August 20, 2007

So how is it that a damned insect can break your leg?

VALOIS, New York, USA - The second day of Zithromax was less fun than the first, though by 5 p.m., I decided that I should be at least mildly industrious and burn some trash and some of the huge mound of scrap wood that has to be gone by the time we leave Sept. 1.

For those Californians reading this, yes, we take out the papers and burn them in a firepit in front of the house by the lake. If it is windy at all, we have a backup (read: Protected) spot behind the house. Wildfires? Not often around here, given how much rain there is.

It was such a beautiful afternoon, that I had just decided that it might be worthwhile to build a real campfire and drag out a couple of glasses of Hazlitt's Reisling for the Admiral and I to enjoy when I heard a shriek from the area above the driveway where the Admiral was soooo industriously pulling weeds and trimming.

With one loud "Michael!!!!" and a shriek that would send your average Irish Banshee hiding in the closet, she bounded off a four-foot bank down onto the driveway and ran full tilt to the house - the shriek continuing.

Now, I'll be frank: Flying insects - particularly the biting kind - are not my favorite bit of nature. And here in Valois, we have these huge black bees - about the size of a Brown 'N Serve sausage with wings - that dive bomb you from time to time. The only saving grace about those bastards is they are soooo slow, so if I am working with a shovel or leaf rake, I can usually dispatch them with a single swing.
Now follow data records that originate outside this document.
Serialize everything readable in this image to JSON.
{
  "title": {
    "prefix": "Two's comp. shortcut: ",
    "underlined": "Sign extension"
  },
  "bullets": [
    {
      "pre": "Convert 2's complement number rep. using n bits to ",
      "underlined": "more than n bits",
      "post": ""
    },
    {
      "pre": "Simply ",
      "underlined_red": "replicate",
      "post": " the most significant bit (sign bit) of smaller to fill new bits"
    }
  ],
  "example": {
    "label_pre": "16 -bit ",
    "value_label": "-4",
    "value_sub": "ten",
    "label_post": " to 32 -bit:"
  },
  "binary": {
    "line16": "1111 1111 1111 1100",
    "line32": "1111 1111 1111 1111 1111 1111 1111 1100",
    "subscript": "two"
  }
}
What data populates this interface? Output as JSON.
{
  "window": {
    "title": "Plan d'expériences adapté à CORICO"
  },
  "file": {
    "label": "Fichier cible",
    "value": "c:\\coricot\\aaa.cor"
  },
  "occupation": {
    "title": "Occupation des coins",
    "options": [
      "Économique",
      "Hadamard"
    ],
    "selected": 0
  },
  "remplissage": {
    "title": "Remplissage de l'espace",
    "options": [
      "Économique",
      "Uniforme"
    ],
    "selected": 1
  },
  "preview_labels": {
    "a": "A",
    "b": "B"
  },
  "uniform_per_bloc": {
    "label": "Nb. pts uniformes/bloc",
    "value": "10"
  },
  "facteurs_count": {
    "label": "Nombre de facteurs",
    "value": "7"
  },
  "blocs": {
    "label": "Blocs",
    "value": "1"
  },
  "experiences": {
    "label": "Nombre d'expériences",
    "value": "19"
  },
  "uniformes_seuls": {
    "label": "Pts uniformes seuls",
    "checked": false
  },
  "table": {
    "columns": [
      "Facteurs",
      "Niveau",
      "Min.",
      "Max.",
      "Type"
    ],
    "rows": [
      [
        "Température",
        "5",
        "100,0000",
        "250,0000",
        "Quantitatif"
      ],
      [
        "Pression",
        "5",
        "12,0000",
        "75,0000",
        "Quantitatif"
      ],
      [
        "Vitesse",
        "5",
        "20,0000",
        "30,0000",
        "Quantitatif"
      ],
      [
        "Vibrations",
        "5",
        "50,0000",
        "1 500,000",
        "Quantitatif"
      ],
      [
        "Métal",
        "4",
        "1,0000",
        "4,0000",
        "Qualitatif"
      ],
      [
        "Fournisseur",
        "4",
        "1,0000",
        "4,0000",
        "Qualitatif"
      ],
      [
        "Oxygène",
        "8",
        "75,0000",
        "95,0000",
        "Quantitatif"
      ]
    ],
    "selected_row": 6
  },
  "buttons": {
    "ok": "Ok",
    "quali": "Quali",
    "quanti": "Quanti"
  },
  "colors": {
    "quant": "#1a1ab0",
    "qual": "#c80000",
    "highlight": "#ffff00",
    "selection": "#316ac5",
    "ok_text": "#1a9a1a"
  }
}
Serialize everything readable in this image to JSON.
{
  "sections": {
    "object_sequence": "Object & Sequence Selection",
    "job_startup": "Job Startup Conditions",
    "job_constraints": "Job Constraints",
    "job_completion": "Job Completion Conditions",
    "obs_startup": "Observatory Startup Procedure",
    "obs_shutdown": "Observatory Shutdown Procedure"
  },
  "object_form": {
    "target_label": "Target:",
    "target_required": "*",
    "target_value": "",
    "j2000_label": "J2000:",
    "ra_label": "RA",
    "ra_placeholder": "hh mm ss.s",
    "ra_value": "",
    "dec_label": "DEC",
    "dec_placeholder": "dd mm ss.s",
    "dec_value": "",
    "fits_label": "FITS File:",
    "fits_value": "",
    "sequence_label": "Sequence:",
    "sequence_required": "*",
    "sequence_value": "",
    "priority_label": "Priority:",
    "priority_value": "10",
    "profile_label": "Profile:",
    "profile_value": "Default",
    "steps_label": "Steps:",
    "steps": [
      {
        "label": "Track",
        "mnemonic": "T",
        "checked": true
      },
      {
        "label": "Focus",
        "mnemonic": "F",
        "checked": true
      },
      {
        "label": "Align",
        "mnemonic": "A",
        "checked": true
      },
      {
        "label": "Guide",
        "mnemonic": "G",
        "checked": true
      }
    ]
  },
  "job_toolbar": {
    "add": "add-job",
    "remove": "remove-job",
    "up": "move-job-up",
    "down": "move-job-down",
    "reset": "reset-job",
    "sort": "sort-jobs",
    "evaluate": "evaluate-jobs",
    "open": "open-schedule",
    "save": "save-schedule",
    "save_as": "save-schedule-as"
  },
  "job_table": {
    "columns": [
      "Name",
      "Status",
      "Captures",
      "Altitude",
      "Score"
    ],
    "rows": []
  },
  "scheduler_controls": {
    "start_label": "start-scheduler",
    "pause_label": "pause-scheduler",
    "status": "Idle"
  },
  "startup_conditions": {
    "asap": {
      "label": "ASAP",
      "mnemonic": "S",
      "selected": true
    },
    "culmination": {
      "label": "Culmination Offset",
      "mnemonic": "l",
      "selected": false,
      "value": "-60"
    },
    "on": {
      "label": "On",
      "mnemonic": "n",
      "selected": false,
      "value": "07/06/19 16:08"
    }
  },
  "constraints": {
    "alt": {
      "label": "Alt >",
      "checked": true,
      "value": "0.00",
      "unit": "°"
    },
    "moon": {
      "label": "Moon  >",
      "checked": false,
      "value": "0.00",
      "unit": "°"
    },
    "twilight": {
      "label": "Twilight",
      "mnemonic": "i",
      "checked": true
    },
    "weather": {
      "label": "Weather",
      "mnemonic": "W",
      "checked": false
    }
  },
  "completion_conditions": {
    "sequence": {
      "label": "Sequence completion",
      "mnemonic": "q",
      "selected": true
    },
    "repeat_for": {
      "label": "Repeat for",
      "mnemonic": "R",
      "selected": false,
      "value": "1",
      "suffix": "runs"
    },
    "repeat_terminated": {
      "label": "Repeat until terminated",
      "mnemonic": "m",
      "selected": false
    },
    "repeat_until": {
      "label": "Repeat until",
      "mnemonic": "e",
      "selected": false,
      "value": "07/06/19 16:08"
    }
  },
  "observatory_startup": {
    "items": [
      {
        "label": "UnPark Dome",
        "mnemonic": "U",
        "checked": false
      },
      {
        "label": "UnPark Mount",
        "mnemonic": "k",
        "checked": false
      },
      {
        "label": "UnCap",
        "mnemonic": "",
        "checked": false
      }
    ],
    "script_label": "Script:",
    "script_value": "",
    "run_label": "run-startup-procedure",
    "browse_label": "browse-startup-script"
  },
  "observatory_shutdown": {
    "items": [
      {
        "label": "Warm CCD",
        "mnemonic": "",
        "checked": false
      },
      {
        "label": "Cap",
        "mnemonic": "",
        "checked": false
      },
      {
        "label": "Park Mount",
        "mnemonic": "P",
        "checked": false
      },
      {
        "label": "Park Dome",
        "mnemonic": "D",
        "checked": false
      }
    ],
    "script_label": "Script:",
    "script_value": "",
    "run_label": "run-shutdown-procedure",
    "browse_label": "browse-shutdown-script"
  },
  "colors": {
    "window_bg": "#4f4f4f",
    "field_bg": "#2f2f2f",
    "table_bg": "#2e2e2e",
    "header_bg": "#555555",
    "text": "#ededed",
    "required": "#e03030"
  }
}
I never feel bad when I kill one. I was stung by one three years ago and it hurt for a week.

So I didn't rush to the house right away to follow the Admiral, as I was pretty sure one of those Brown 'N Serve bombers was waiting at the front door, until I heard the next set of shrieks.

Arnold the Wonder Dog and I sprinted to the house, where the Admiral was in the shower - completely clothed and reasonably completely covered in a lot worse insect than the Brown 'N Serve bees: Yellowjackets.

Yellowjacket at rest

Yellowjackets are not bees, though they look sort of like bees. These critters can bite and sting over and over and will do so, particularly if you disturb the nest.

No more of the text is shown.